Mishra, Artificer Prodigy
I gotta be honest; I looked at this card and went, "Wow. That’s a powerful effect!" And then I waited for someone in my gaming group to build a deck around it, since I certainly didn’t have any obvious ideas of how to abuse it.

Surprisingly, I’m still waiting.

I think this is an absolutely great card. And when someone turns up with it, it’s either going to be so powerful that it just wins in some stupidly effortless way that it won’t be much fun to play against, or it’ll be less potent than it looks and encourage some weirdo combos.

I can’t tell you for sure. I’ve shaken the Magic 8-Ball, and it says, "Ask again later."

Italics are added for emphasis.

Now, this is what The Ferrett supposedly wrote. These are the words and everything. However, there is a super-secret hidden meaning here that I suppose I should just divulge for you all. Here is what he really said:

Nobody, not even The Deckmeister Abe himself in all his Deckbuildingness has figured out a way to use and abuse Mishra yet. I’m still waiting on his article.

Well, let it never be said that I won’t respond to a challenge! I am confident that, today, I will build Mishra decks that will astound and amaze.

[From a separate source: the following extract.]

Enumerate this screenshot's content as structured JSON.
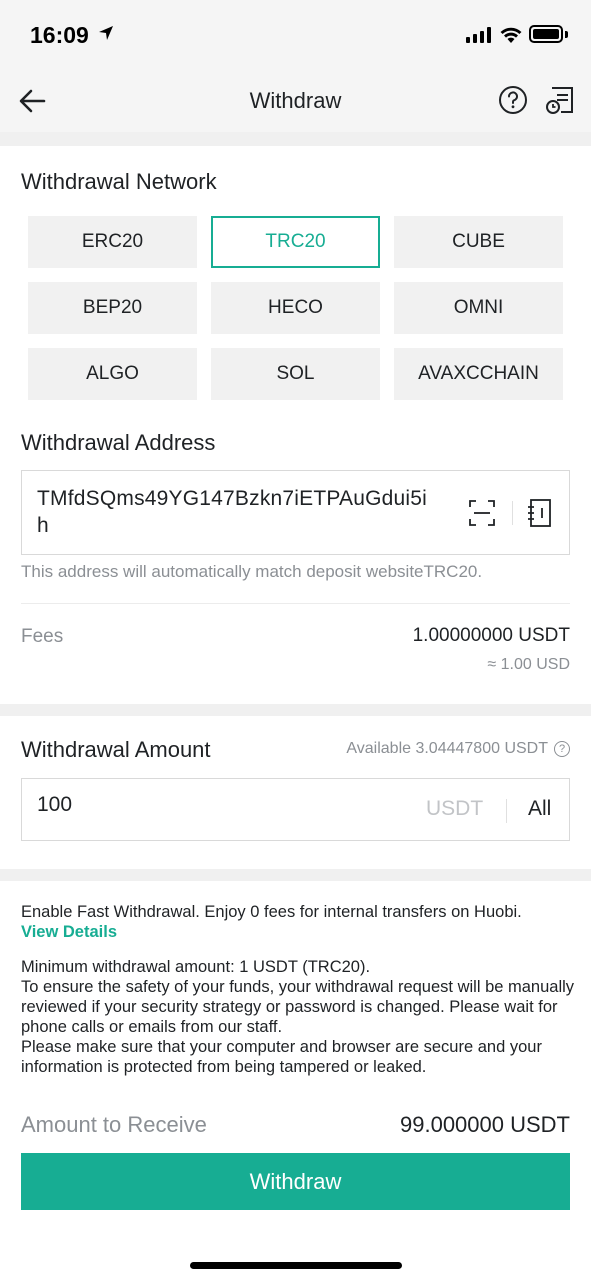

The only problem with the above statement, is that I’m writing it first. You see, I don’t actually have any ideas yet on how to use / abuse Mishra. I need to figure out what to do with this card, and then see if I can back my admittedly boastful claims.

A Closer Look at a Prodigy

Mishra’s pretty cool. He’s a 4/4 body for four mana. Sure, that four mana is spread out over three colors, but that just increases his coolness. Mishra can attack and block with an ease that far surpasses normal utility creatures. Normally your comborific creatures are things like Academy Rector with its mighty 1/2 body for a four mana cost.

Mishra is also amazing against countermagic. Play an artifact, and you can get one of the exact type directly into play. Even if the original is countered, you still get one in play. Now that’s pretty tasty. I’m sure there are several nasty cards that you might think of that otherwise might get countered. Play a Skullclamp and get a guaranteed Skullclamp (etcetera).

The double artifact retrieval system is interesting because it can prove interesting to some effects to have two in play at once. Sure, super Johnnies (or Super Timmies) might think of Mirror Gallery and then dropping a pair of Krark’s Thumbs, but I think we can do better than that. I certainly hope we can do better than that!

Now, because we are building a deck around good ol’ Mishra, we’ll typically need a way of retrieving the good Prodigy. Also, after Mishra comes down, we need to find and cast artifacts. Therefore, you can expect a similar theme of these decks to be tutoring or search. Cards like Impulse, Fact or Fiction, and Scroll Rack will likely put in an appearance alongside tutors and transmute cards.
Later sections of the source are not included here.